54    Counsel for the applicant contended that the there was no information available about the impact on the victims or on their families of a decision not to cancel the applicant’s visa. Before the Tribunal the Minister relied on a passage in the sentencing remarks of Judge Smallwood who sentenced the applicant in the County Court on 16 August 2011. The passage read as follows:

Two victim impact statements have been provided, one from Mr Cursio, who was the victim of the common assault. I have read that victim impact statement and take it into account. Also there is a victim impact statement from Mr Giacominato who describes effectively not only what happened to him but his reaction as to what happened to his friend. It has clearly caused Mr Giacominato on-going emotional and physical pain. He is clearly a very unhappy man. I have no doubt that Mr Kecesian is in the same boat.

(Emphasis added.)

55    In its written submissions to the Tribunal the Minister contended:

56.    The victims and their families may be concerned that there would be a risk of repeat offending should the applicant’s visa not be cancelled.

56    The Tribunal concluded that the other considerations weighed against cancellation. The applicant submitted that, nonetheless, the Tribunal’s view about the impact on victims and their families could not be ignored as a factor which may have led the Tribunal to decide in favour of cancellation.

57    Counsel for the Minister argued that the sentencing remarks of Judge Smallwood amounted to information about the impact on the victim or the victim’s family of a decision not to cancel the visa within [10(1)(c)] of the Direction. Counsel for the Minister further argued that even if the Tribunal relied on information which was not relevant, it did not do so in a way that affected the exercise of power. Hence, any such reliance did not constitute a jurisdictional error for which relief would be granted. This contention was based on the fact that the impact on the victim or their family was given only a passing reference and was only one aspect of the assessment of the other considerations. And, importantly, the Tribunal concluded that the other considerations weighed against cancellation. It was the effect of the primary considerations which favoured the cancellation of the applicant’s visa.

58    The applicant’s argument should be accepted. The sentencing remarks of Judge Smallwood said nothing about the victim’s reaction to a decision not to cancel the applicant’s visa. They were directed to the impact of the offences on the victims, not about whether the victim’s or their families were concerned about whether the applicant would remain in Australia. Neither did the sentencing remarks give a basis for an inference about that matter.

59    There was no relevant information within the meaning of [10(1)(c)] of the Direction before the Tribunal on the impact on the victims or their families of the applicant’s criminal conduct.
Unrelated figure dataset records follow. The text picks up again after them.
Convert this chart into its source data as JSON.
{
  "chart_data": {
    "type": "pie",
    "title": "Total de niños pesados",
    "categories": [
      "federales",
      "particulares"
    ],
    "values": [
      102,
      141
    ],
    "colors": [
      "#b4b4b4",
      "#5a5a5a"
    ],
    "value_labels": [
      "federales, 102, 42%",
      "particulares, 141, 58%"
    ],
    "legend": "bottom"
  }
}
60    Although the process adopted by the Tribunal seems to have been to have come to a general conclusion concerning each of the considerations and balance those general conclusions against each other, the exercise of balancing necessarily involved taking into account assessments of the individual factors which went to make up the general conclusions. In this way the Tribunal’s view about the impact of the applicant’s criminal conduct on the victims or their families may have added to or confirmed its view of the seriousness of the offending even though the general conclusion relating to the other considerations was against cancellation. In other words, the Tribunal took into account irrelevant information which may have affected its exercise of power. It thereby committed a jurisdictional error and the applicant is also entitled to relief on Ground 4.

I certify that the preceding sixty (60) numbered paragraphs are a true copy of the Reasons for Judgment herein of the Honourable Justice North.